By Spencer S. Hsu
Washington Post Staff Writer
Sunday, May 20, 2007
In vowing not to repeat the mistakes of the country's 1986 amnesty, Homeland Security Secretary Michael Chertoff said late last week that the Senate immigration overhaul "put workability front and center," promising to secure U.S. borders and workplaces and making the economy more competitive.
But many aspects of the proposal pose enormous implementation challenges, whose consequences would be felt not just by an estimated 12 million illegal immigrants but by every U.S. employer, worker and new legal immigrant in coming years.
Changes would require careful calibration to meet changing labor market needs and human responses, all on a scale never before attempted, said immigration lawyers, business lobbyists, former U.S. officials and policy analysts.
In some ways, border security improvements that would have to be made by a December 2008 deadline are the easy part, according to Dawn M. Lurie, bar liaison for the American Immigration Lawyers Association. The U.S. Citizenship and Immigration Services agency (USCIS) has been "overburdened and pretty much dysfunctional," she said.
"I read this [bill] and say this is hysterical. How is it going to be implemented? It's crazy," said Lurie, who praised the bill's general intent.
The Senate measure requires that DHS in 18 months expand nationwide to all 7 million U.S. employers an improved version of a program used voluntarily by 6,000 companies to check Social Security numbers against government databases, to weed out illegal workers.
However, a pilot program was prone to false alarms, with as many as 20 percent of noncitizens and 13 percent of citizens sent for follow-up visits to immigration offices. A new version is supposed to help employers verify that document holders are who they say they are by letting them download digital photographs, but it may not be entirely workable in a massive deployment, said Laura Foote Reiff, a lawyer with Greenberg Traurig who represents the Essential Worker Immigration Coalition of service industries.
"It's huge," Reiff said. "It's not just a matter of them having the capacity to do it and the staff to handle this. It's also employers having the notice they need to train their people to get whatever equipment they need to use the new system, and to work out the kinks."
What's more, in three years all companies would have to recheck identification and Social Security documents for all 140 million U.S. workers, including citizens.
Security mix-ups that keep travelers from boarding airplanes could pale in comparison with database problems that block Americans from their work.
"If you tell me you can get this right 99 percent, from a policy perspective, that's fantastic," said Deborah W. Meyers, senior analyst at the Migration Policy Institute. "The challenge is that 1 percent is an awful lot of people."
Meanwhile, DHS would be gearing up to launch the biggest pieces of the plan -- a "Y visa" for 400,000 temporary workers and a "Z visa" for up to 12 million illegal immigrants who entered the United States before the start of this year.
The Y visa for guest workers would be good for two years and could be renewed three times, as long as the worker leaves the country for a year between renewals.

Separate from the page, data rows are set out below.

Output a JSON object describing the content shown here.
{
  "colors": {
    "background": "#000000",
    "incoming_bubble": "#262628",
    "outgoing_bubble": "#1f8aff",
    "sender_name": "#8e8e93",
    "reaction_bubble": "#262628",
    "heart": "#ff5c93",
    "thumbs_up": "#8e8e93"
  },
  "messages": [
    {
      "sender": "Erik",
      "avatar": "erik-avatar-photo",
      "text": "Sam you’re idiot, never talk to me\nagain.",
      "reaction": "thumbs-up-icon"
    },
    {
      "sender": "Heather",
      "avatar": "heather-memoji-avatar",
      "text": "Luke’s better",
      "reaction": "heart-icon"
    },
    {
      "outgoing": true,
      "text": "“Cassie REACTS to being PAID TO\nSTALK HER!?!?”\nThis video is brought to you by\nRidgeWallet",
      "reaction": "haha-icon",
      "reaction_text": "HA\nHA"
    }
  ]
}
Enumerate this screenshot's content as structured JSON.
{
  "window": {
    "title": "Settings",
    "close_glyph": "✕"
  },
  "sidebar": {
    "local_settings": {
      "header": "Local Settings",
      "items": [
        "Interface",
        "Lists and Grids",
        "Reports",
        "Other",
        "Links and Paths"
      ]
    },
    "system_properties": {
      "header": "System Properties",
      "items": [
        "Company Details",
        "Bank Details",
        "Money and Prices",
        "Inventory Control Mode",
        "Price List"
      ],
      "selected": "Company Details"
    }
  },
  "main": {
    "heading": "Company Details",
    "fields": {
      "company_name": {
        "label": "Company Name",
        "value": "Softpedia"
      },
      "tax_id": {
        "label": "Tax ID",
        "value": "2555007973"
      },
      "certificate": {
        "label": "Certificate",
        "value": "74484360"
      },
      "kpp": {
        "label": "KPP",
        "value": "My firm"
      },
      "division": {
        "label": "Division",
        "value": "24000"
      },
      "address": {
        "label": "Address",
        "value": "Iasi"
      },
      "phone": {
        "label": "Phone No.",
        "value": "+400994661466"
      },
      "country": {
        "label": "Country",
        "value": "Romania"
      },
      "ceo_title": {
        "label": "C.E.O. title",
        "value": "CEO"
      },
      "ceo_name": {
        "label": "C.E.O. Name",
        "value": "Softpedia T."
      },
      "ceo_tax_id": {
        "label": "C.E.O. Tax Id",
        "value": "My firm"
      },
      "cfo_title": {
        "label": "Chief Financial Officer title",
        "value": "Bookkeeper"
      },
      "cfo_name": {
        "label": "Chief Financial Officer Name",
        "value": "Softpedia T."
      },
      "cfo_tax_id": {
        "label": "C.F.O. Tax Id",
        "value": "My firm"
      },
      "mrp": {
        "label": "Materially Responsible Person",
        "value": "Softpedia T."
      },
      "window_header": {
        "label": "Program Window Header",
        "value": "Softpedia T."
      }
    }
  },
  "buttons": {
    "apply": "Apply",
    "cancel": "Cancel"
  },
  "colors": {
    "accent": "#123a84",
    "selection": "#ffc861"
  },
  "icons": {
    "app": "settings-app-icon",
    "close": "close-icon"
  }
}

Under the four-year renewable Z visa program, employed illegal immigrants could apply for a temporary permit, then stay in the United States after paying a $5,000 fine and a $1,500 processing fee and passing a criminal background check. Heads of illegal-immigrant households would have eight years to return to their home countries for a chance to apply for permanent residency for household members.
Both programs have some unknowns, and size is one of them. In 1986, only about 3 million immigrants applied for legal status.
"How do you register 10 million people in 18 months?" Meyers asked.
Also, before the proposed eight-year deadline for the Z visa program arrived, Congress would require that DHS clear its waiting list of 4 million applications by legal immigrants for visas to reunite relatives, dating to January 2005.
To do that, the government projects having to ramp up the issuance of family-preference visas by 440,000 a year. By comparison, USCIS now processes about 1.1 million green-card requests a year.
Requiring workers to come and go also would disrupt companies and burden immigrant families, said David W. Leopold, an officer of the immigration lawyers group.
"What's the incentive for somebody to leave and come back?" he said. "The more complex it is, the more difficult it will be for people to qualify, which will lead to the same sort of unsolvable illegal population problem that we have now."
Performing security checks also would be difficult. Of 2.7 million names of pending USCIS applicants resubmitted for checks against FBI databases at the end of 2002, 440,000 remain unresolved, the FBI has said.
In one of its most significant proposed changes, the Senate plan mandates a move -- after the family waiting list is cleared -- to awarding visas using a point-based merit system based on education, English proficiency and job skills rather than family relations.
While the change is politically contentious, it also could pose "a crapshoot for employers," said Carl W. Hampe, a Washington lawyer and former Senate Judiciary counsel who helped draft the 1986 law. Hampe said lawmakers rejected a point system back then, concerned that it would be too rigid for Congress and immigration agencies to adjust to market changes.
William Yates, former head of operations for USCIS, said the task would be made more difficult by growing pains in DHS.
"Can it be implemented? Yes. . . . Is it going to be difficult? Yes," Yates said. "And is it going to be more difficult because it's such a new department? Yes."